The best way to recruit to St. Jude is to get people to physically visit the hospital. So, we held our first PTNI workshop in 2018, and I invited many people in the field of neurological diseases to give talks. People were impressed with the seriousness, sense of purpose and resources of St. Jude. I also got to see how participants engaged with people at St. Jude, and I ended up recruiting four individuals who stood out to me as each having distinct skills and capabilities to accelerate the program to bring it to maturity quickly.
One of those is the head of the CENT program, Dr. Richard Finkel, who was one of the speakers at that symposium. Kristin Stephenson, who runs our Office of Strategy and Alliances, was the representative from the Muscular Dystrophy Association at that meeting. Dr. Heather Mefford, who became the first outside faculty recruit into CPNDR, spoke about the genetics of epilepsy, and how that could be converted into precision medicine.
I had known Dr. Peter McKinnon for 10 years as a leader in the field of neurological consequences of mutations in the DNA damage response system. The idea to recruit him to be the head of CPNDR came from seeing him engaged for two full days in the workshop, genuinely curious, participating and asking questions.
5. As PTNI grows how is St. Jude uniquely positioned to make a difference in pediatric neurologic disease?
If you had asked me at the outset to design PTNI from scratch and submit it as a grant, I would have gotten at least 30% of it, if not half of it, wrong. This program and I benefitted from an internal St. Jude model that allows you to develop big ideas.

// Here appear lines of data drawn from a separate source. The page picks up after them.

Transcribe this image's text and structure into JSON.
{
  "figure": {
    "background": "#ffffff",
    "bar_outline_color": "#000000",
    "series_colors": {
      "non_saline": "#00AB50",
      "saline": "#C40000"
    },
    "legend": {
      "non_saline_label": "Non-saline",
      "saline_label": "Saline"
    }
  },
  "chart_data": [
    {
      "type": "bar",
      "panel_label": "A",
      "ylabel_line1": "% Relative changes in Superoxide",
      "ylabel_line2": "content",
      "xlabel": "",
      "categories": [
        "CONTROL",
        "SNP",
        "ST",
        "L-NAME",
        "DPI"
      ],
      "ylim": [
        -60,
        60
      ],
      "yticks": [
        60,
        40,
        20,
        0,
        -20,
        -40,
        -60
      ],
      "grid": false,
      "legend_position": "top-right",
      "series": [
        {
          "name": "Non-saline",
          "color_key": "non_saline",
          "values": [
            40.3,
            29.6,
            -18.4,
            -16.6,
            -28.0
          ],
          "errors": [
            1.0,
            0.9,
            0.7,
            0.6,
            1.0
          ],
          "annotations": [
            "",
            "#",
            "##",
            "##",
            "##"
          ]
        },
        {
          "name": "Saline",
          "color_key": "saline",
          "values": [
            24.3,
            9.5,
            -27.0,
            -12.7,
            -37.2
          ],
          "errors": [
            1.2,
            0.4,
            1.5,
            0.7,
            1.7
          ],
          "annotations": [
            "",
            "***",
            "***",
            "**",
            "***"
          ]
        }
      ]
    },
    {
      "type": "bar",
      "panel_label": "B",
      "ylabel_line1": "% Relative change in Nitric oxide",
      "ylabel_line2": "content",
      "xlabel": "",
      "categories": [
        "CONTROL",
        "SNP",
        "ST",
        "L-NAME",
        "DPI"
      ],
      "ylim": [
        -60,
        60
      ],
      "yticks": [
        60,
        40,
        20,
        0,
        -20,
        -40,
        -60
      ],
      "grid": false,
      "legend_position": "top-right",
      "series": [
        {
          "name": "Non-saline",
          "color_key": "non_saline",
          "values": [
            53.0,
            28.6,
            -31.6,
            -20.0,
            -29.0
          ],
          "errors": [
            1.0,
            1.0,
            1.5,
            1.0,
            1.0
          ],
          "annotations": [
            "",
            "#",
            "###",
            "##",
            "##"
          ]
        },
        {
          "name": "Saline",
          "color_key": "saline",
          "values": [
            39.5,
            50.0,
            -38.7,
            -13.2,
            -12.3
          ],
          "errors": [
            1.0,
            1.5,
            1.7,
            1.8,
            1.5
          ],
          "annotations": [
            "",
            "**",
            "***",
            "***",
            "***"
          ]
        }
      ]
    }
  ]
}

We know that there are a lot of industrial and academic places that are developing gene therapies and small molecules and a variety of different candidate therapies. We are well positioned to take them in and facilitate clinical trials. What PTNI provides in this context is an opportunity to advance treatment strategies that are not going to move forward without this intervention.
We have multiple trials running at the same time through CENT. We have a functioning fundamental research program on which we can piggyback any neurological disease that comes along. We can screen therapeutics in CPNDR, identify the lead candidates and test them in our labs. And then we have the OSA, which is coordinating relationships with internal and external entities. Essentially, we are positioning ourselves to intervene in any disease where there is a clear genetic target. To me, that is a great thing. This is how we improve therapy for kids.